Tumor necrosis factor inhibitors are associated with reduced complement activation in spondylarthropathies: An observational study
AuthorHokstad, Ingrid; Deyab, Gia; Fagerland, Morten; Lyberg, Torstein; Hjeltnes, Gunnbjørg; Førre, Øystein Thorleiv; Agewall, Stefan; Mollnes, Tom Eirik; Hollan, Ivana
Methods - From PSARA, a prospective observational study, we examined 51 SpA patients (31 psoriatic arthritis (PsA), and 20 ankylosing spondylitis (AS)), starting tumor necrosis factor (TNF) inhibitor alone (n = 25), combined with methotrexate (MTX) (n = 10), or MTX monotherapy (n = 16). Complement activation was determined by the soluble terminal complement complex (sC5b-9), inflammation by erythrocyte sedimentation rate (ESR) and C-reactive protein (CRP), and endothelial function by finger plethysmography (Endopat) at baseline, after 6 weeks and 6 months of treatment.
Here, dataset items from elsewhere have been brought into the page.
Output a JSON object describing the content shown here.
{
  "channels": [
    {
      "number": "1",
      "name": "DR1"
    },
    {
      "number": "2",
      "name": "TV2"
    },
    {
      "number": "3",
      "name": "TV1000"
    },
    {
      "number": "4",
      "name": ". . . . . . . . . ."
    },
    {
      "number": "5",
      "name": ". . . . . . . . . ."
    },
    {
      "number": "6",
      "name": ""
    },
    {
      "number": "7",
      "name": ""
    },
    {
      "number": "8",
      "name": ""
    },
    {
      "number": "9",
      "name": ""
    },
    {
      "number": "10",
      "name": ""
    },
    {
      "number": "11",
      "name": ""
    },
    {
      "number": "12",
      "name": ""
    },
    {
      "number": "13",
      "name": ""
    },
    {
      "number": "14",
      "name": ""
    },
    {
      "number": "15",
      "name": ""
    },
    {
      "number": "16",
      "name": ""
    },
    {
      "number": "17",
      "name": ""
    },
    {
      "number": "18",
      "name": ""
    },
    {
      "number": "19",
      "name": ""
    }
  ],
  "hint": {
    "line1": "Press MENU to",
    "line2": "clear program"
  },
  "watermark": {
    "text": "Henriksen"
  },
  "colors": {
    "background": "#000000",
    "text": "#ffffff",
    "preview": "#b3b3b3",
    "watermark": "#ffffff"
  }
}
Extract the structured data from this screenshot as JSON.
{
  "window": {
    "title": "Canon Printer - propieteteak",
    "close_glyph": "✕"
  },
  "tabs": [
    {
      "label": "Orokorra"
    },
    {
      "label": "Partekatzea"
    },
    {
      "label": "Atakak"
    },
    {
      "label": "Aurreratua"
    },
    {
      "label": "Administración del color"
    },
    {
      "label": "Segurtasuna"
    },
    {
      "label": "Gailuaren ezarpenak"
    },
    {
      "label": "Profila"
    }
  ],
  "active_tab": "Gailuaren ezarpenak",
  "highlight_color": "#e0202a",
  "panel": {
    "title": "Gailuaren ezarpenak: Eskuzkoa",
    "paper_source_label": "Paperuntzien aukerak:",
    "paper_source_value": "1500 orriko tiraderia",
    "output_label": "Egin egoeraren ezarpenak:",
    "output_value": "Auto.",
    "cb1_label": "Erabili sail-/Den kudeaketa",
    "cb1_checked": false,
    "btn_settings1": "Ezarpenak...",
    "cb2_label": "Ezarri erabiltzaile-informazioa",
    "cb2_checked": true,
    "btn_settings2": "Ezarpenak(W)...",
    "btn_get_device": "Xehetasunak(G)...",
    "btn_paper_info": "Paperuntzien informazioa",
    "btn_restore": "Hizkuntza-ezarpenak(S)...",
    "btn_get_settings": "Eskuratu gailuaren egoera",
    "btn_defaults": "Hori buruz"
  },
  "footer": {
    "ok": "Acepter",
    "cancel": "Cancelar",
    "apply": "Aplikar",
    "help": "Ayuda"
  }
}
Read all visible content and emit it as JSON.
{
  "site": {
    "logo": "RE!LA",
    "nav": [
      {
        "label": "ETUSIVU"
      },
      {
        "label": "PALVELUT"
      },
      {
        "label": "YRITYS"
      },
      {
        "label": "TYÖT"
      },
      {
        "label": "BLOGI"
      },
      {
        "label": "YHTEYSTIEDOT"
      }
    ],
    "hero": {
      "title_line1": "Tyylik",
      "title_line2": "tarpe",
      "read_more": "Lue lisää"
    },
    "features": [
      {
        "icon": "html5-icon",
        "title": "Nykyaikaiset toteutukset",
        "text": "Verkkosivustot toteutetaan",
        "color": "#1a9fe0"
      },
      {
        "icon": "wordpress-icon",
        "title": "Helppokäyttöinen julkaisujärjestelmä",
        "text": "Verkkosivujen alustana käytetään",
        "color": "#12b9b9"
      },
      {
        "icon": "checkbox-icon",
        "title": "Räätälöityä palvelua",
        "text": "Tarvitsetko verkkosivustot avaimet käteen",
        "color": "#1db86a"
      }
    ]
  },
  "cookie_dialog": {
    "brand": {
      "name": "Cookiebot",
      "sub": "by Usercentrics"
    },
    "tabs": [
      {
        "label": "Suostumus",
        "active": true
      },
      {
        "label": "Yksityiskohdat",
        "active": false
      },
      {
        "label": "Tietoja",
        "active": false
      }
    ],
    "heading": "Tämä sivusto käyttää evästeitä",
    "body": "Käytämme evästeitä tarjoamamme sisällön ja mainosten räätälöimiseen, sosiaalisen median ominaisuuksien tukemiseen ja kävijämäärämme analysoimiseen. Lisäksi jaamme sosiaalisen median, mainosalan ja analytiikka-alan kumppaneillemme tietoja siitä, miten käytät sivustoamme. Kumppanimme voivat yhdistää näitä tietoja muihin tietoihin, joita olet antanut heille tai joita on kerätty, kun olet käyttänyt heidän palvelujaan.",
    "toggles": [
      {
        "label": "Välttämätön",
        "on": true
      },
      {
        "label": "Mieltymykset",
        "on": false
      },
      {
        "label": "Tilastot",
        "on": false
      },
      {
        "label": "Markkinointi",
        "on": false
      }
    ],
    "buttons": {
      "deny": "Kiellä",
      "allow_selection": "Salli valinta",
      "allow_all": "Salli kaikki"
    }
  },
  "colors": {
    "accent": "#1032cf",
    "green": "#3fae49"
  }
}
Results - SpA patients had sC5b-9 levels at (PsA) or above (AS) the upper limit of the estimated reference range. Median sC5b-9 levels decreased significantly from baseline to 6 weeks, with no significant difference between the AS and PsA group. Notably, a significant reduction in sC5b-9 was observed after administration of TNF inhibitor ± MTX, whereas no significant changes were observed in patients treated with MTX alone. Between 6 weeks and 6 months, sC5b-9 remained stable across all subgroups. Reduction in sC5b-9 was independently related to decreased ESR and CRP, and to increased high density cholesterol and total cholesterol. Reduction in sC5b-9 from baseline to 6 weeks was associated with improved EF in age and gender adjusted analyses.
Conclusion - TNF-inhibition, but not MTX monotherapy, led to rapid and sustained reduction of complement activation in SpA. Thus, the observed decrease in cardiovascular morbidity in patients treated with TNF-inhibitors might be partly due to its beneficial effect on complement.